Aansluitend bezochten we de groentetuin van een van de leden van KEPK, die al jarenlang lid is. Ze vertelde hoe ze met een kleine groentetuin was begonnen en nu dankzij adviezen van de landbouwdeskundige nieuwe technieken heeft leren toepassen om de productie te vergroten.
Vandaar reden we naar ICEDNO in La Reserve, eveens voor het bespreken van financiële verslagen van huizenbouw (een eerste groep van 10 huizen en een tweede groep van 8 huizen). We spraken met comité leden en diverse gezinnen.
Toen konden we de paar uur lange rit naar Jean Rabel weer aanvangen, om ’s avonds eindelijk een maaltijd te nuttigen aldaar. In mist en kou (voor hier) kwamen we half negen ’s avonds aan in Dos d’Ane, bij collega Anouce. Onze collega’s Elondieu en Steven waren daar ook en lagen al diep onder de wol om op te warmen. Zelfs Anouce zegt dat hij het water ‘enkel groet’, oftewel ze vinden het te koud om te douchen. Ik ben echter gewend aan temperaturen van Kenscoff, die nog lager zijn dan in Dos d’Ane.

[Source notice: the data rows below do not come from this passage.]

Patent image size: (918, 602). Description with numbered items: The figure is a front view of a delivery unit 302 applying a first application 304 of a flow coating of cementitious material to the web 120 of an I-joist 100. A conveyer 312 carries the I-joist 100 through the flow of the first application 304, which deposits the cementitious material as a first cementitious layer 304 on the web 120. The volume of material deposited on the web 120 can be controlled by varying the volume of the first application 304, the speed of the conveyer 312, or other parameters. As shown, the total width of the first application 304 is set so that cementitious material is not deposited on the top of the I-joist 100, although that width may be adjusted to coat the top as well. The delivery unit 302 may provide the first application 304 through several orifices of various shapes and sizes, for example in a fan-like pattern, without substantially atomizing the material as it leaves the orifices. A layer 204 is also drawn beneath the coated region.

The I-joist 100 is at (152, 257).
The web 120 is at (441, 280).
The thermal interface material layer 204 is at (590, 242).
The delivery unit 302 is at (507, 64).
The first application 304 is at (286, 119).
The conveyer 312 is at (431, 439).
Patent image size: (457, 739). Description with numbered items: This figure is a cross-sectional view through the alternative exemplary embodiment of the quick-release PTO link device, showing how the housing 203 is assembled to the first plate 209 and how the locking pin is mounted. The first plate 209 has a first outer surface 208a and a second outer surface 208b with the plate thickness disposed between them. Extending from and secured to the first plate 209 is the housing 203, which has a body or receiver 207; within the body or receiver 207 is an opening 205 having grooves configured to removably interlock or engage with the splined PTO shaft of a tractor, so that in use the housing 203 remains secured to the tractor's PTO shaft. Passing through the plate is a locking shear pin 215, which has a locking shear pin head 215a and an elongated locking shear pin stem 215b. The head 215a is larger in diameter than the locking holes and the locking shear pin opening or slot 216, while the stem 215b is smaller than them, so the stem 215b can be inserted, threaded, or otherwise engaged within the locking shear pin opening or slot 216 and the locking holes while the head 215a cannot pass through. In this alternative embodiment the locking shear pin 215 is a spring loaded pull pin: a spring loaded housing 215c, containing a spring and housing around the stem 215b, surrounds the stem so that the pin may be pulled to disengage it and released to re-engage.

Ook die nacht bleef het regenen. Het water tikte op het golfplaten dak. ’s Ochtends hadden we een afspraak op het kantoor van GRADAID in Mare Rouge. Wegens de regen was nog niet alle staf er. We verdeelden de taken. Patrick besprak een financieel verslag van 10 huizen met ze. Ik nam hun verslag over bodembescherming en verminderen van risico’s van rampen met ze door. Rony deed een financiële controle van het financiële verslag daarvan.
Deze dag hadden we zowaar de gelegenheid om tussen de middag te eten in het restaurant in Mare Rouge. Daar kwamen we ook Elondieu en Steven weer tegen. Met z’n allen reden we vervolgens naar corporatie KED in Dupre, waar Anouce ons al opwachtte. KED heeft een plan ingediend voor de bouw van een waterreservoir verbonden aan een aantal kranen in de omgeving. Dat plan bespraken we met ze. De cijfers lijken soms uit de lucht gegrepen en het budget is op een onverklaarbare manier samengesteld, dus daar moet nog het een en ander verduidelijkt worden. De kwaliteit van het water dat ze drinken is slecht, daarom willen ze graag iets doen om beter water beschikbaar te stellen voor de inwoners.
Het is ook de bedoeling dat KED binnenkort leningen gaat verstrekken om jeugd in staat te stellen een beroepsopleiding te volgen, dus spraken we eveneens over het beleid en de uitvoering daarvan.
Die avond sliepen we opnieuw in Dos d’Ane. Vrijdagochtend vroeg vertrokken we naar corporatie KOEB in Baie-de-Henne. Rony ging op pad met landbouwers om hun gewassen te bekijken en met ze in gesprek te gaan over de steun en adviezen die ze krijgen van de landbouwdeskundige en via de corporatie. Patrick en ik waren intussen in gesprek met het comité om het financiële verslag van de bouw van 4 huizen te bespreken en ook een plan dat KOEB heeft ingediend voor herbebossing en bodembescherming. Maar ook hier moeten aanvullende vragen beantwoord worden om de cijfers correct te krijgen en er min of meer van op aan te kunnen dat het plan goed uitgevoerd wordt. Hoewel de meeste corporaties actief zijn op landbouwgebied, ontbreekt het ze aan capaciteiten op administratief en organisatorisch gebied. Onze collega Anouce is op dat vlak veel met ze aan het werk.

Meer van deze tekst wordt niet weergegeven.